2) the recognition that there was a “history” to the Song of Songs before the history of allegory and it seems to have entered the canon without allegorical help.

3) the recognition that even as the early church struggled with the issue of sexuality on its blind side, it confessed that the Scriptures of Israel are in fact the Word of God and that creation was “good” thus the continued rejection of Gnosticism as heresy.

4) One of the great theological values of the Song of Songs, as God gave it, is that it quite literally forces us to wrestle with the question of the goodness of the physical. If forces us to see the physical as actually Spiritual! That is creation issues forth from the creative work of the Triune God and filled with the Holy Spirit’s glory.

The Song of Songs is about the things the Platonist regards as degrading, embarrassing, and evil. It is about the the joy of physical beauty. It is about kissing. It is about desiring our mate. It is about the bliss of sexual union. It is about passion and communion. The Song of Songs declares that these things, far from being embarrassing, degrading or evil, they are holy, Spiritual, and of God himself. They are very good.

The monks did not completely miss the boat they understood that the “this” is about “that.” The problem is that they failed to see the Flame of Yahweh (8.6c) himself imaged and mirrored in the passionate love of the wife and her husband – this is the glory of the Song of Songs.

NOTES:

1] See Everett Ferguson, Baptism in the Early Church: History, Theology, and Liturgy in the First Five Centuries (Grand Rapids: Eerdmans, 2009), 411.

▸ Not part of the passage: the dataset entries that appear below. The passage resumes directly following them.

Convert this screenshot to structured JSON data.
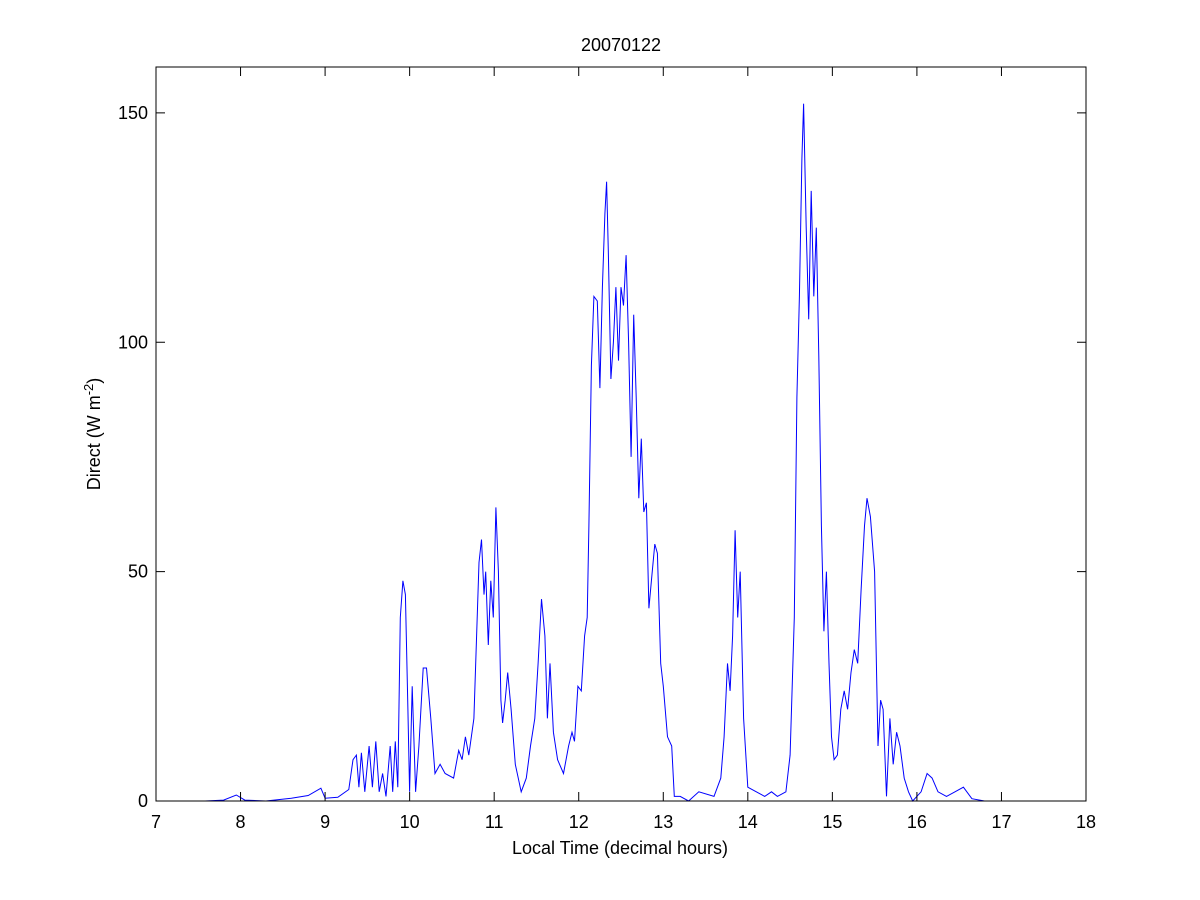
{
  "chart_data": {
    "type": "line",
    "title": "20070122",
    "xlabel": "Local Time (decimal hours)",
    "ylabel_main": "Direct (W m",
    "ylabel_sup": "-2",
    "ylabel_close": ")",
    "xlim": [
      7,
      18
    ],
    "ylim": [
      0,
      160
    ],
    "xticks": [
      7,
      8,
      9,
      10,
      11,
      12,
      13,
      14,
      15,
      16,
      17,
      18
    ],
    "yticks": [
      0,
      50,
      100,
      150
    ],
    "grid": false,
    "legend": "none",
    "series": [
      {
        "color": "#0000ff",
        "points": [
          [
            7.58,
            0
          ],
          [
            7.8,
            0.2
          ],
          [
            7.95,
            1.3
          ],
          [
            8.05,
            0.2
          ],
          [
            8.3,
            0
          ],
          [
            8.6,
            0.6
          ],
          [
            8.8,
            1.2
          ],
          [
            8.95,
            2.8
          ],
          [
            9.0,
            0.6
          ],
          [
            9.15,
            0.8
          ],
          [
            9.28,
            2.5
          ],
          [
            9.33,
            9
          ],
          [
            9.37,
            10
          ],
          [
            9.4,
            3
          ],
          [
            9.43,
            10.5
          ],
          [
            9.47,
            2
          ],
          [
            9.52,
            12
          ],
          [
            9.56,
            3
          ],
          [
            9.6,
            13
          ],
          [
            9.64,
            2
          ],
          [
            9.68,
            6
          ],
          [
            9.72,
            1
          ],
          [
            9.77,
            12
          ],
          [
            9.8,
            2
          ],
          [
            9.83,
            13
          ],
          [
            9.86,
            3
          ],
          [
            9.89,
            40
          ],
          [
            9.92,
            48
          ],
          [
            9.95,
            45
          ],
          [
            9.98,
            20
          ],
          [
            10.0,
            2
          ],
          [
            10.03,
            25
          ],
          [
            10.07,
            2
          ],
          [
            10.11,
            12
          ],
          [
            10.16,
            29
          ],
          [
            10.2,
            29
          ],
          [
            10.25,
            18
          ],
          [
            10.3,
            6
          ],
          [
            10.36,
            8
          ],
          [
            10.42,
            6
          ],
          [
            10.52,
            5
          ],
          [
            10.58,
            11
          ],
          [
            10.62,
            9
          ],
          [
            10.66,
            14
          ],
          [
            10.7,
            10
          ],
          [
            10.76,
            18
          ],
          [
            10.82,
            52
          ],
          [
            10.85,
            57
          ],
          [
            10.88,
            45
          ],
          [
            10.9,
            50
          ],
          [
            10.93,
            34
          ],
          [
            10.96,
            48
          ],
          [
            10.99,
            40
          ],
          [
            11.02,
            64
          ],
          [
            11.05,
            50
          ],
          [
            11.08,
            22
          ],
          [
            11.1,
            17
          ],
          [
            11.13,
            22
          ],
          [
            11.16,
            28
          ],
          [
            11.2,
            20
          ],
          [
            11.25,
            8
          ],
          [
            11.32,
            2
          ],
          [
            11.38,
            5
          ],
          [
            11.43,
            12
          ],
          [
            11.48,
            18
          ],
          [
            11.52,
            30
          ],
          [
            11.56,
            44
          ],
          [
            11.6,
            36
          ],
          [
            11.63,
            18
          ],
          [
            11.66,
            30
          ],
          [
            11.7,
            15
          ],
          [
            11.75,
            9
          ],
          [
            11.82,
            6
          ],
          [
            11.88,
            12
          ],
          [
            11.92,
            15
          ],
          [
            11.95,
            13
          ],
          [
            11.99,
            25
          ],
          [
            12.03,
            24
          ],
          [
            12.07,
            36
          ],
          [
            12.1,
            40
          ],
          [
            12.12,
            60
          ],
          [
            12.15,
            95
          ],
          [
            12.18,
            110
          ],
          [
            12.22,
            109
          ],
          [
            12.25,
            90
          ],
          [
            12.28,
            112
          ],
          [
            12.31,
            128
          ],
          [
            12.33,
            135
          ],
          [
            12.35,
            120
          ],
          [
            12.38,
            92
          ],
          [
            12.41,
            100
          ],
          [
            12.44,
            112
          ],
          [
            12.47,
            96
          ],
          [
            12.5,
            112
          ],
          [
            12.53,
            108
          ],
          [
            12.56,
            119
          ],
          [
            12.59,
            100
          ],
          [
            12.62,
            75
          ],
          [
            12.65,
            106
          ],
          [
            12.68,
            88
          ],
          [
            12.71,
            66
          ],
          [
            12.74,
            79
          ],
          [
            12.77,
            63
          ],
          [
            12.8,
            65
          ],
          [
            12.83,
            42
          ],
          [
            12.86,
            48
          ],
          [
            12.9,
            56
          ],
          [
            12.93,
            54
          ],
          [
            12.97,
            30
          ],
          [
            13.0,
            25
          ],
          [
            13.05,
            14
          ],
          [
            13.1,
            12
          ],
          [
            13.13,
            1
          ],
          [
            13.2,
            1
          ],
          [
            13.3,
            0
          ],
          [
            13.42,
            2
          ],
          [
            13.6,
            1
          ],
          [
            13.68,
            5
          ],
          [
            13.72,
            14
          ],
          [
            13.76,
            30
          ],
          [
            13.79,
            24
          ],
          [
            13.82,
            36
          ],
          [
            13.85,
            59
          ],
          [
            13.88,
            40
          ],
          [
            13.91,
            50
          ],
          [
            13.95,
            18
          ],
          [
            14.0,
            3
          ],
          [
            14.1,
            2
          ],
          [
            14.2,
            1
          ],
          [
            14.28,
            2
          ],
          [
            14.35,
            1
          ],
          [
            14.45,
            2
          ],
          [
            14.5,
            10
          ],
          [
            14.55,
            40
          ],
          [
            14.58,
            88
          ],
          [
            14.61,
            110
          ],
          [
            14.64,
            140
          ],
          [
            14.66,
            152
          ],
          [
            14.69,
            125
          ],
          [
            14.72,
            105
          ],
          [
            14.75,
            133
          ],
          [
            14.78,
            110
          ],
          [
            14.81,
            125
          ],
          [
            14.84,
            97
          ],
          [
            14.87,
            60
          ],
          [
            14.9,
            37
          ],
          [
            14.93,
            50
          ],
          [
            14.96,
            30
          ],
          [
            14.99,
            14
          ],
          [
            15.02,
            9
          ],
          [
            15.06,
            10
          ],
          [
            15.1,
            20
          ],
          [
            15.14,
            24
          ],
          [
            15.18,
            20
          ],
          [
            15.22,
            28
          ],
          [
            15.26,
            33
          ],
          [
            15.3,
            30
          ],
          [
            15.34,
            46
          ],
          [
            15.38,
            60
          ],
          [
            15.41,
            66
          ],
          [
            15.45,
            62
          ],
          [
            15.5,
            50
          ],
          [
            15.54,
            12
          ],
          [
            15.57,
            22
          ],
          [
            15.6,
            20
          ],
          [
            15.64,
            1
          ],
          [
            15.68,
            18
          ],
          [
            15.72,
            8
          ],
          [
            15.76,
            15
          ],
          [
            15.8,
            12
          ],
          [
            15.85,
            5
          ],
          [
            15.9,
            2
          ],
          [
            15.95,
            0
          ],
          [
            16.05,
            2
          ],
          [
            16.12,
            6
          ],
          [
            16.18,
            5
          ],
          [
            16.25,
            2
          ],
          [
            16.35,
            1
          ],
          [
            16.45,
            2
          ],
          [
            16.55,
            3
          ],
          [
            16.65,
            0.5
          ],
          [
            16.8,
            0
          ],
          [
            17.0,
            0
          ]
        ]
      }
    ]
  }
}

2] Weston W. Fields, “Early and Medieval Jewish Interpretation of the Song of Songs,” Grace Theological Journal 1 (1980), 223-224. See Othmar Keel, The Song of Songs (Minneapolis: Fortress 1994), 7-6

3] Reuven Kimelman, “Rabbi Yohanan and Origen on the Song of Songs: A Third-Century Jewish-Christian Disputation,” Harvard Theological Review (1980): 567-595.

4] A very readable introduction to these momentous issues is Ronald E. Heine’s excellent book Reading the Old Testament with the Ancient Church (Grand Rapids: BakerAcademic, 2007) especially the chapter “The Struggle concerning the Law in the Second Century,” pp. 47-74. For a broadly illuminating look at the struggles of the “elder brother” and the “younger brother” see Oskar Skarsaune, In the Shadow of the Temple: Jewish Influences on Early Christianity (Downers Grove: IVP 2002), 225-274.

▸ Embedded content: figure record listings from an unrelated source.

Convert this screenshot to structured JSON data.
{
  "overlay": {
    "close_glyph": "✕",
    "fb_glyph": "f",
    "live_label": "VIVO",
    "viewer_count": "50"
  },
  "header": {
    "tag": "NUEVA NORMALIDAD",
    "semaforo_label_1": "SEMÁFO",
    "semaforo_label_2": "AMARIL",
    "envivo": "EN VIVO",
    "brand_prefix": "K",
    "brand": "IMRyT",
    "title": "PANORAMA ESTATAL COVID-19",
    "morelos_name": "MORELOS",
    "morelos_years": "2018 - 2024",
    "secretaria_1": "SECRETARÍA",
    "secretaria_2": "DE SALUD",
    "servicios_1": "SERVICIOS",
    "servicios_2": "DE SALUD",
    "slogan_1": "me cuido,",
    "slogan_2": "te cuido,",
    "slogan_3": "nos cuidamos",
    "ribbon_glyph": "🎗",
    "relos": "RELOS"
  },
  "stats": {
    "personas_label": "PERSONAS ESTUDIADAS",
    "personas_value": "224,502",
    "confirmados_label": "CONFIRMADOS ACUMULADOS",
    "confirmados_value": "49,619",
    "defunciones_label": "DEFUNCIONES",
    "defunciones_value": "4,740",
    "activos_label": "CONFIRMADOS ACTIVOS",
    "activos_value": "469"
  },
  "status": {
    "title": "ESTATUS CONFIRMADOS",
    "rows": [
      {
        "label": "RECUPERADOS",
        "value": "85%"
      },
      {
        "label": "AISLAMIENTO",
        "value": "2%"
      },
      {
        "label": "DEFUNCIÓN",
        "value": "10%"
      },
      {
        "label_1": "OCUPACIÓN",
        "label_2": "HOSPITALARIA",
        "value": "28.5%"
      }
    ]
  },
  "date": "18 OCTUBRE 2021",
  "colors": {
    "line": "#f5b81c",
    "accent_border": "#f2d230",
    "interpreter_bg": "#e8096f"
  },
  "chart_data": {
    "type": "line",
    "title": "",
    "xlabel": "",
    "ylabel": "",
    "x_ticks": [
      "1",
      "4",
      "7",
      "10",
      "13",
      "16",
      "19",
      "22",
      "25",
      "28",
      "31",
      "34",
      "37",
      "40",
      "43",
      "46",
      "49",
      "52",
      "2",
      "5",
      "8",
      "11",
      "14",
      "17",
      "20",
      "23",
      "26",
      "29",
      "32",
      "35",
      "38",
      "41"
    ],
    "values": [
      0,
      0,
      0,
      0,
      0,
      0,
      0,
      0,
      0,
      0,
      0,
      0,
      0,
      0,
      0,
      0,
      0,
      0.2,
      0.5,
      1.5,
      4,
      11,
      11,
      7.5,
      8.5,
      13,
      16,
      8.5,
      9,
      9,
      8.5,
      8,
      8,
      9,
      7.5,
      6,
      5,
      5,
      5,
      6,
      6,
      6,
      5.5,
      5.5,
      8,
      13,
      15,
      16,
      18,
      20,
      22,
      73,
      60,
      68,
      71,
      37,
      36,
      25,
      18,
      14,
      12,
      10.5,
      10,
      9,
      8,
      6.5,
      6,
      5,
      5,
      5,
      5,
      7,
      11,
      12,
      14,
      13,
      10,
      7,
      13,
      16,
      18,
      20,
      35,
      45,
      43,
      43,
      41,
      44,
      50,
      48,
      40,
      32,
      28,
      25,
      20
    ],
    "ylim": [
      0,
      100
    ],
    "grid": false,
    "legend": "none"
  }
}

5] C. S. Lewis, The Allegory of Love: A Study in Medieval Tradition (Oxford: Oxford University Press, 1985), 14-15.

6] See the sympathetic overview by Wm. Loyd Allen, “Bernard of Clairvaux’s Sermons on the Song of Songs: Why they Matter,” Review and Expositor 105 (2008), 403-416.

7] Mary Dove, “Nicholas of Lyra and the literal senses of the Song of Songs,” in Nicholas of Lyra: the Senses of Scripture, ed. Philip Krey and Lesley Smith (Leiden: Brill, 2000), 129-146.

8] Mary Dove, “Love ad litteram: The Lollard Translations of the Song of Songs,” Reformation 9 (2004), 1-23. Quote from p. 22.

2 Responses to “Holy of Holies: Returning to Eden 2 – Song of Songs and the History of Denying Sexuality”

  1. Deus Vitae Says:

    While there certainly are some strong Platonic themes developing in early Christianity, the cult of virginity seems to predate it a little bit. It would not be surprising if many Christians, in reaction to the sexual excesses of pagan society, over-reacted and made too strong a virtue of virginity. It becomes a prominent theme in apocryphal stories (Acts of Paul and Thecla, martyrdom stories) and such characters seem to replace the “heroes” so popular among the Greeks.

    Nevertheless, excellent analysis.

  2. Stoned-Campbell Disciple Says:

    Ethan,

    I appreciate you reading my blog. I think we are on the same page though I think Platonism I think entered into the blood stream of Christianity even within the first century. The docetism that John inveighs against in 1 & 2 Jn is neo-platonic and at least (in seed form) neo-gnostic.

    What I find interesting is that many of the Fathers embraced this platonic view of creation and especially sexuality but retained a stark emphasis on the resurrection of the body in opposition to Platonism and Gnosticism. We are all mixed bags I suppose.

    Thanks again and I appreciate your work for the kingdom.